Barry - thanks. re: "I hope she is also vocal." the joke around the family is that we spent 2 years getting her to talk and the next 20 trying to get her to shut up. Vocal does not begin to describe it - she got her FCC license so that she could get on the radio, where she became known as "crusader rabbit" because she was so relentless on issues she cared about.

She has tempered herself a little with maturity - but that is more than countered by a steady increase in her ability to communicate her ideas effectively. She wins most debates with me, and I'm no weak lily.

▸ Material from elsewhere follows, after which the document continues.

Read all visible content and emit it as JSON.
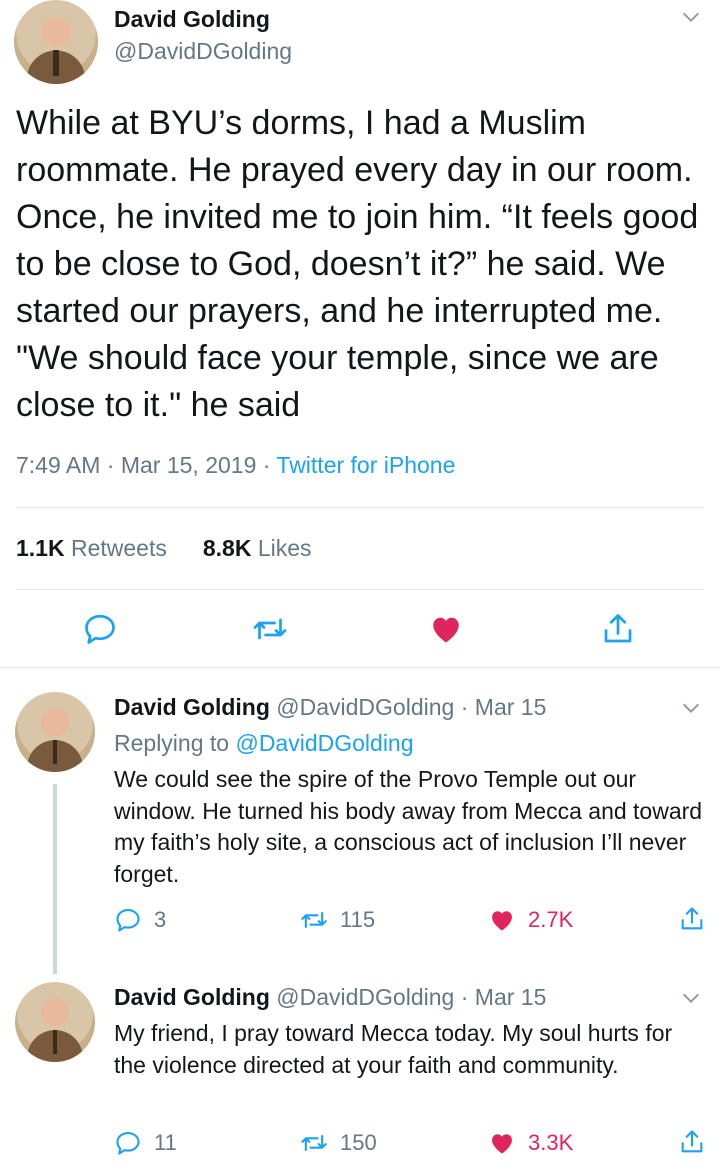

To: Barry Grossman who wrote (113330)10/13/2000 12:49:41 AM
From: Dan3  Read Replies (3) | Respond to of 186894
 
Re: I was pleasantly surprised to hear that Bush agrees that the facts are not clearly understood - YET

It's quite hard to convince some people that the earth is round - it certainly doesn't look round!

Like gravity, every aspect of how rapidly increasing concentrations of CO2 changes our climate is something not completely understood. Nor will it ever be "completely" understood. But, like gravity, we have a pretty good idea of how it works.

But, if you're a skeptic, why not suspend a jagged 800 pound rock 15 feet over your head, then cut the rope holding it to see if it falls down or up? We understand gravity less well than we do atmospheric warming at this point.

That rock experiment is pretty much what we're up to right now, and the outcome (if things don't change) is about as uncertain.

I can't believe Gore is making such a big deal about the environment - I think it's political suicide. But the fool clearly is stricken with principles.

Bush's weasel words gained him a plenty of votes the other night, as well as ensuring plenty of contributions from the oil companies.

Dan

PS - oxygen is a highly reactive element, not normally found free. For most of the history of the planet, there was no free oxygen. It took billions of years to remove enough carbon from the atmosphere to permit free oxygen to exist, and now we are putting a match to that carbon and returning things to their original, natural state.

I expect that we will modify our behavior within the next hundred years, which is soon enough to let us survive as a species. But unless we start very soon, it will have to be a drastic and painful response to a desperate situation.

I also think there is no way we will do anything until it is largely too late, much suffering has occurred, and that Gore is nuts to think the american peepul are bright enough to see through the Bush answer (being presented by many, many, people and organizations besides Bush).